According to your first source, "cutting the top tax rate does not lead to economic growth" but it does not lead to economic stagnation or shrinkage either; "cutting the top tax rate does not lead to income growth" but does not lead to income decrease either; "cutting the top tax rate does not lead to wage growth" but does not lead to wage decrease either; "cutting the top tax rate does not lead to job creation" but does not lead to job destruction either. That is to say, cutting the top tax rate has no correlation with any of those four items.

So if taking more or less taxes from the rich results in no meaningful difference in ordinary American lives, shouldn't the government then default to taking less? The other way would be just wasteful. And if your argument is that no, in fact the additional tax revenue from the rich is helpful because it funds various redistributive social programs, then my counterargument is that what those programs seem to be most effective at is incentivizing creating an unemployable underclass at the taxpayer's expense[0] while enriching politically connected players.

[0]: See Thomas Sowell's extensive body of research on the general welfare of black Americans before and after the Great Society programs of the 60s.

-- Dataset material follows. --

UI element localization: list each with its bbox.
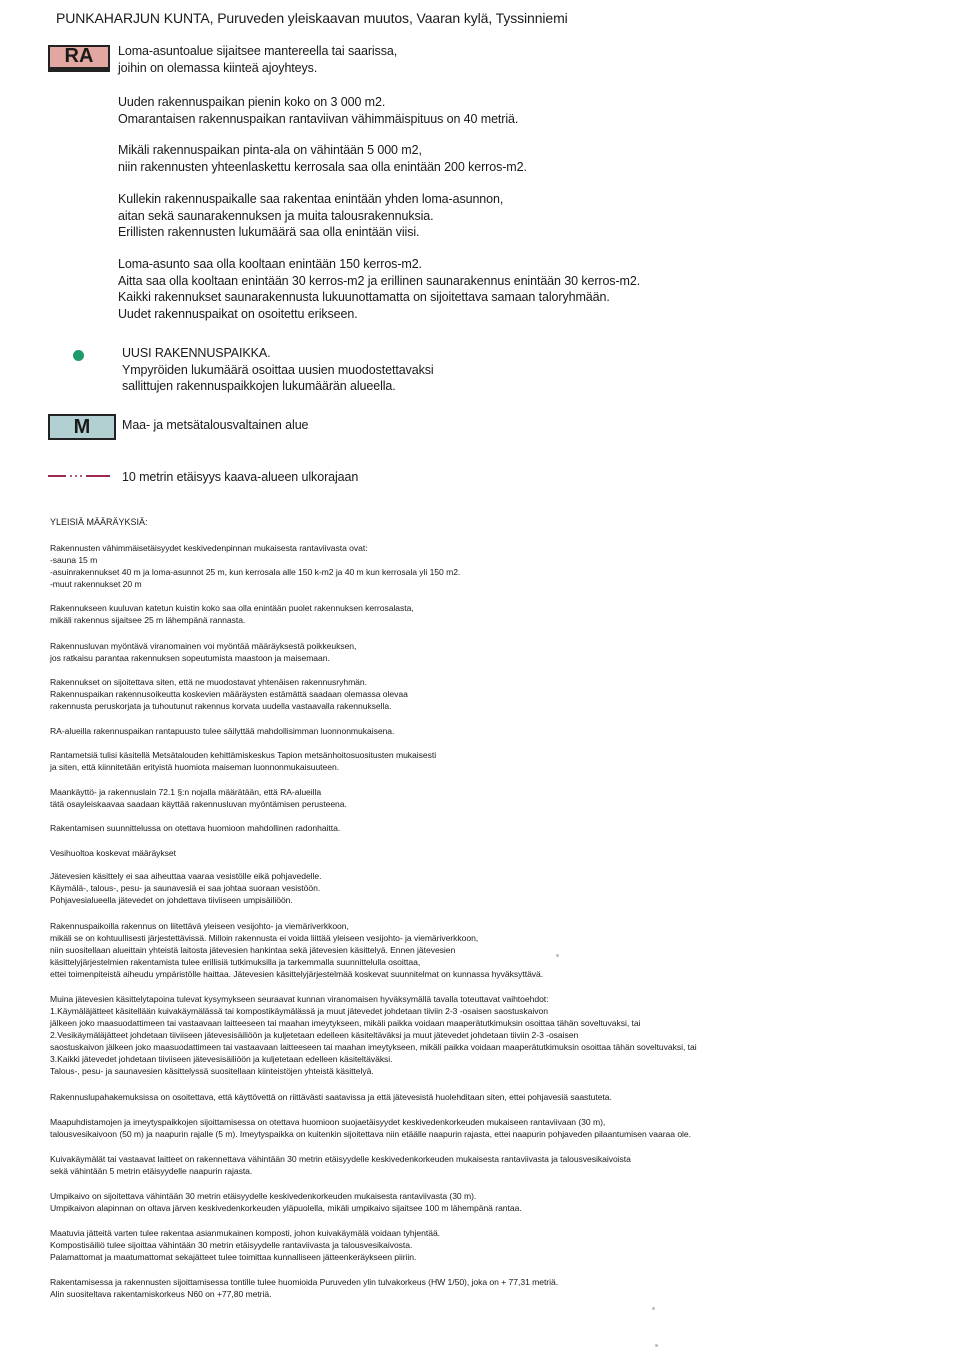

So clearly you don't see the usefulness of government being able to spend money on programs that do make a difference, even going as far as to label it wasteful. I'd argue that letting people keep money that makes no significant difference in their life, other than sitting as a number on a bank account, is wasteful. If people can use money to better society, so can government, difference being government can spend money selflessly.

Government spending, in certain cases, can and is wasteful. To claim that all is, is clearly false.

I'd be wary of quoting Thomas Sowell, he's basically the guy to victim blame minorities into saying that being poor is their fault.


> government can spend money selflessly

"Selflessly" insofar as everyone involved has no incentives, internal or external, that direct their behavior one way or another; which is to say, not selflessly at all.

The government isn't a machine that takes action for the good of the citizens with no feeling. It's a messy organization composed of people who are all looking out for their salaries, what makes their boss look good or their rivals look bad, whether they win the next election, and maybe sometimes the stated mission of the organization or the good of the citizens. And moreover, it does all that with the might of the law, the monopoly on violence.

If it's a similar amount of money for a similar level of outcome, I'd much rather the people use the money to better society and not government, for those reasons.

> Thomas Sowell, he's basically the guy to victim blame minorities into saying that being poor is their fault

What a demeaning way to describe a human being with an incredible personal story and his life's work. And it's wrong, too: if you simplify into a sentence or two what he says about minorities (and his body of work extends far beyond that), it's that well-meaning government policies often incentivize minorities into entering cycles of poverty, and that minorities should depend on themselves first and foremost and not the government to improve their lot.